やしの実通信 by Dr Rieko Hayakawa

太平洋を渡り歩いて35年。島と海を国際政治、開発、海洋法の視点で見ていきます。

チャゴス判決(2)虎八は中共のスパイ?

 虎ノ門ニュースは、恩人の江崎道朗教授(拓殖大学)も最近よく出演されているし、有本香さんという女性ジャーナリストが気炎を上げていていつも元気をいただいている。ながら見だが、よく拝見させていただいている。

 先日、私が2つ目の博論で、指導教官坂元茂樹教授の指示で急遽取り上げることとなったチャゴス判決のことを、武田邦彦工学博士と評論家須田慎一郎氏がまるで中共のスパイではないかと思うようなコメントをされていたので目が点になってしまった。

youtu.be

30分辺りからである。

 そもそも、チャゴスにある米軍の存在を脅かす判決である。インド太平洋の海洋安全保障上打撃的な判決だ。私はモーリシャス政府やそれを支援したアフリカ連合の背後には絶対中共がいると想像している。

 2番目に、この裁判、肝心のチャゴスの人々が二の次で、チャゴスと関係のないモーリシャス国民が訴えていることだ。モーリシャス政府が欲しいのはチャゴスに既にある米軍権益なのである。チャゴスが自分のものになれば直接米国と交渉し、土地使用料など経済的利益が確保できる。

 3番目に須田慎一郎さんは国際政治やと途上国問題、ましてや赤い国連と言われる程腐敗が進む組織の事をご存知ないのではないか?今回の国連決議は小国の数の力で押し切ってしまったのだ。そこにはなんの客観的議論もない!それを日本が戦争をした事の勝利であるかのように解説するのは英霊への冒涜である。戦後独立した途上国が、特に小島嶼国がどれほど苦しんでいるのかご存知ないのであろう。

 

 さて、こうやって勢い良く書ける私も、2つ目の博論のテーマとなったチャゴス判決に真剣に向き合うようになったからであって、これも坂元茂樹教授のご指導の結果である。(但し私の言動は私個人の責任である。)

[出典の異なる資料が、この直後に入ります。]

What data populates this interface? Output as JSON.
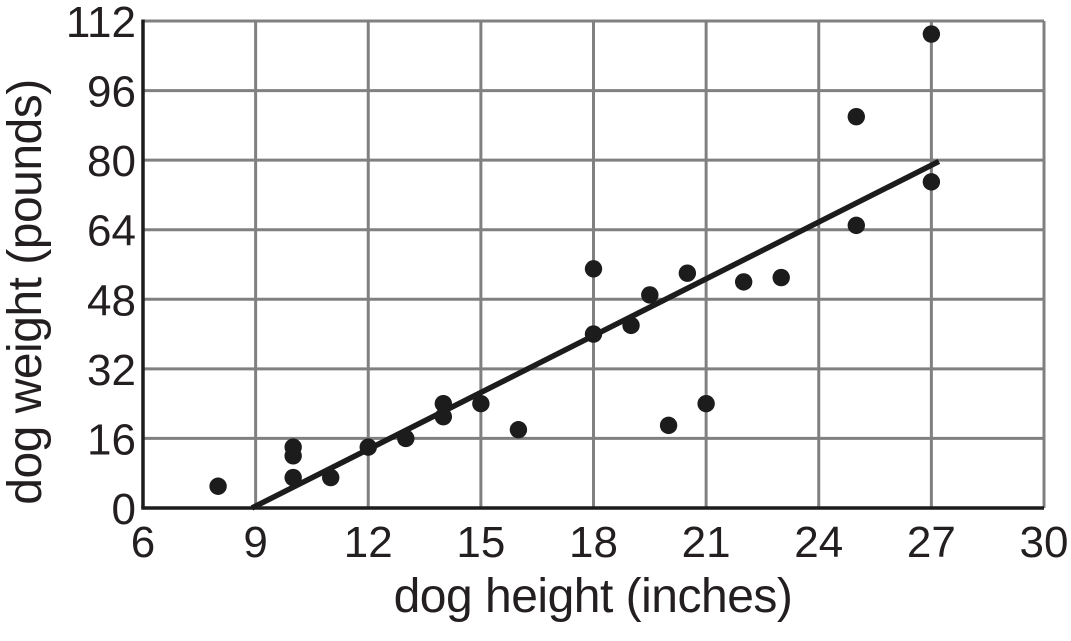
{
  "figure": {
    "background": "#ffffff"
  },
  "chart_data": {
    "type": "scatter",
    "title": "",
    "xlabel": "dog height (inches)",
    "ylabel": "dog weight (pounds)",
    "xlim": [
      6,
      30
    ],
    "ylim": [
      0,
      112
    ],
    "xticks": [
      6,
      9,
      12,
      15,
      18,
      21,
      24,
      27,
      30
    ],
    "yticks": [
      0,
      16,
      32,
      48,
      64,
      80,
      96,
      112
    ],
    "grid": true,
    "legend": false,
    "points": [
      [
        8,
        5
      ],
      [
        10,
        7
      ],
      [
        10,
        12
      ],
      [
        10,
        14
      ],
      [
        11,
        7
      ],
      [
        12,
        14
      ],
      [
        13,
        16
      ],
      [
        14,
        21
      ],
      [
        14,
        24
      ],
      [
        15,
        24
      ],
      [
        16,
        18
      ],
      [
        18,
        40
      ],
      [
        18,
        55
      ],
      [
        19,
        42
      ],
      [
        19.5,
        49
      ],
      [
        20,
        19
      ],
      [
        20.5,
        54
      ],
      [
        21,
        24
      ],
      [
        22,
        52
      ],
      [
        23,
        53
      ],
      [
        25,
        65
      ],
      [
        25,
        90
      ],
      [
        27,
        75
      ],
      [
        27,
        109
      ]
    ],
    "trend_line": {
      "x1": 8.9,
      "y1": 0,
      "x2": 27.2,
      "y2": 79.7
    },
    "colors": {
      "point": "#1c1c1c",
      "trend": "#1c1c1c",
      "grid": "#808080",
      "axis": "#1c1c1c",
      "text": "#231f20"
    }
  }
}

 郵便学者内藤陽介先生も指摘されていたが、チャゴスがモーリシャスに戻った場合米軍基地はどうなるか、が一番の疑問であった。

 先日エジンバラ大学文化人類学者のLaura Jeffery博士の論文を、実は文化人類学者という事で期待しないで読んだところその詳細が、答えが書いてあった。それが上記に2点目である。要はモーリシャス政府がチャゴスにある米軍の経済的権益を望んでいるのだ。中国がモーリシャス政府の背後にいればまさに「敵」を用いる戦法となる。そして何よりチャゴスに住んでいいなかったモーリシャス国民の利益が優先される可能性がある。

Laura Jeffery博士はチャゴス問題を20年近く研究されている。隅々までご存知なのであろう。

 チャゴス判決は、単純に白黒でかたずけられる話ではない。その中で一番重要なのは島を追われたチャゴスの人々である。まず彼らを理解せずにこの判決は議論できない。